If you’re stuck, look into dog walking services near you. On-demand dog walkers can fit your pup’s physical exercise needs into your busy schedule. After all, most destructive chewing occurs when the owner isn’t home!

Turn destructive chewing into constructive chewing

Chew toys, dental chews, and puzzle toys are excellent outlets for your dog’s chewing habit. However, if your dog is a medium-sized or large breed, never leave them home alone with a tennis ball, rawhide bone, or any other toy which can become lodged in their throats. Always supervise your dog while they’re playing with a chew toy when possible.

“Puppy-proof” your home

There’s a reason we call our dogs “fur-babies” — puppies and infants share a lot of the same behaviors! They tend to use all five senses, especially taste, to investigate their surroundings. 

It’s important to “puppy-proof” your home, not just to protect your belongings, but also to keep your pup safe when you’re not around. Here are a few ideas:

  • Use a lid for garbage cans.
  • Put shoes out of sight, preferably in a closet.
  • Keep all kitchen counters clean and free of food.
  • Tack electrical cords to baseboards or secure them out of your dog’s reach.
  • Set up baby gates or keep doors closed to restrict certain areas of the home.

Create a designated digging zone

If you have a big yard, set up a doggy digging zone where your pup can burn some of their endless energy. Use bricks or wood planks to mark the perimeter of the zone, and be sure to redirect your dog to their special spot if they try to dig elsewhere.

When all else fails, use a deterrent

If your pup is particularly stubborn about giving up their chewing habit, try spraying a foul-tasting deterrent — like bitter apple or lemon spray — onto your furniture. This tip comes from the late Dawn Sylvia-Stasiewicz, a household name in the dog training world who worked with Barack Obama and Ted Kennedy.

 

Many big-box pet stores carry anti-chewing sprays — just make sure to test whatever product you choose to make sure it doesn’t stain your furniture.

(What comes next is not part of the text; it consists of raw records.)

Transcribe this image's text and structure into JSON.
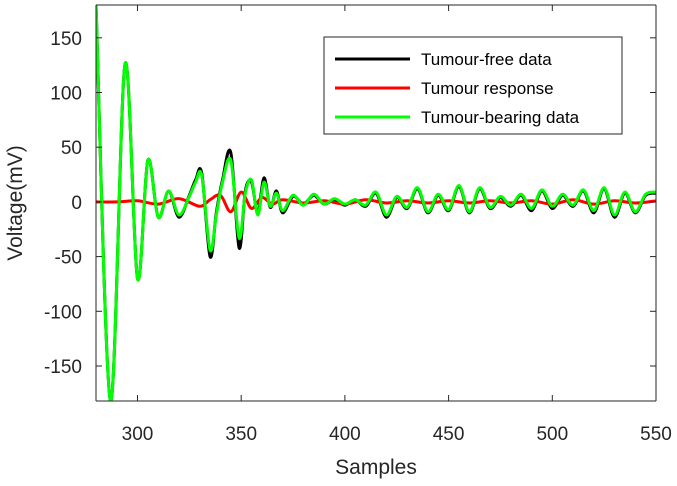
{
  "chart_data": {
    "type": "line",
    "xlabel": "Samples",
    "ylabel": "Voltage(mV)",
    "xlim": [
      280,
      550
    ],
    "ylim": [
      -182,
      180
    ],
    "xticks": [
      300,
      350,
      400,
      450,
      500,
      550
    ],
    "yticks": [
      -150,
      -100,
      -50,
      0,
      50,
      100,
      150
    ],
    "grid": false,
    "legend_position": "top-right",
    "series": [
      {
        "name": "Tumour-free data",
        "color": "#000000",
        "x": [
          280,
          287,
          294,
          300,
          305,
          310,
          315,
          320,
          325,
          328,
          331,
          335,
          338,
          341,
          345,
          349,
          352,
          355,
          358,
          361,
          364,
          367,
          370,
          375,
          380,
          385,
          390,
          395,
          400,
          405,
          410,
          415,
          420,
          425,
          430,
          435,
          440,
          445,
          450,
          455,
          460,
          465,
          470,
          475,
          480,
          485,
          490,
          495,
          500,
          505,
          510,
          515,
          520,
          525,
          530,
          535,
          540,
          545,
          550
        ],
        "y": [
          180,
          -182,
          126,
          -70,
          38,
          -14,
          10,
          -14,
          6,
          20,
          26,
          -50,
          -10,
          20,
          45,
          -42,
          10,
          18,
          -10,
          22,
          -5,
          10,
          -10,
          5,
          -2,
          6,
          -2,
          2,
          -3,
          2,
          -4,
          8,
          -14,
          4,
          -6,
          12,
          -10,
          6,
          -8,
          14,
          -10,
          12,
          -6,
          4,
          -4,
          6,
          -8,
          10,
          -6,
          6,
          -4,
          10,
          -10,
          12,
          -14,
          8,
          -10,
          6,
          8
        ]
      },
      {
        "name": "Tumour response",
        "color": "#ff0000",
        "x": [
          280,
          290,
          300,
          310,
          320,
          330,
          335,
          340,
          345,
          350,
          355,
          360,
          365,
          370,
          380,
          390,
          400,
          410,
          420,
          430,
          440,
          450,
          460,
          470,
          480,
          490,
          500,
          510,
          520,
          530,
          540,
          550
        ],
        "y": [
          0,
          0,
          1,
          -2,
          3,
          -4,
          2,
          6,
          -9,
          9,
          -6,
          4,
          -2,
          2,
          -1,
          1,
          -2,
          2,
          -1,
          1,
          -1,
          1,
          -1,
          1,
          -1,
          1,
          -2,
          2,
          -2,
          1,
          -1,
          1
        ]
      },
      {
        "name": "Tumour-bearing data",
        "color": "#00ff00",
        "x": [
          280,
          287,
          294,
          300,
          305,
          310,
          315,
          320,
          325,
          328,
          331,
          335,
          338,
          341,
          345,
          349,
          352,
          355,
          358,
          361,
          364,
          367,
          370,
          375,
          380,
          385,
          390,
          395,
          400,
          405,
          410,
          415,
          420,
          425,
          430,
          435,
          440,
          445,
          450,
          455,
          460,
          465,
          470,
          475,
          480,
          485,
          490,
          495,
          500,
          505,
          510,
          515,
          520,
          525,
          530,
          535,
          540,
          545,
          550
        ],
        "y": [
          180,
          -182,
          126,
          -70,
          38,
          -14,
          10,
          -12,
          5,
          18,
          24,
          -44,
          -12,
          18,
          38,
          -33,
          8,
          20,
          -12,
          18,
          -4,
          8,
          -8,
          6,
          -3,
          7,
          -2,
          3,
          -2,
          2,
          -3,
          9,
          -12,
          5,
          -5,
          13,
          -9,
          7,
          -7,
          15,
          -9,
          13,
          -5,
          5,
          -3,
          7,
          -6,
          11,
          -4,
          7,
          -3,
          11,
          -8,
          13,
          -12,
          9,
          -9,
          7,
          9
        ]
      }
    ]
  }
}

Some dog owners advise using hot sauce or cayenne pepper. However, not only will these spicy foods stain fabrics, but they can also upset your dog’s tummy.

 

One last thing: never punish your dog for destructive chewing

After discovering that your pup has chewed something they shouldn’t, you may be tempted to punish them in some way. 

However, research shows that “negative reinforcement” — including hitting, yelling, locking your dog in their crate, or using other methods such as a shock collar — only increases fear, anxiety, and aggression.

Never hit, yell, or use negative reinforcement to punish your dog. To be an effective leader, you must remain calm, but firm, in your training at all times. Besides, it’s hard to stay mad at your adorable doggo for long — even if they did try to eat your favorite shoes!

 

If you’re feeling sick to the teeth (pun totally intended) of your dog’s chewing habit, don’t fret. To figure out how to stop your pup from chewing everything, you’ll first need to establish the reason behind the behavior. The culprit is almost always boredom. If you make the effort to provide plenty of physical and mental stimulation for your dog each day, the problem will solve itself!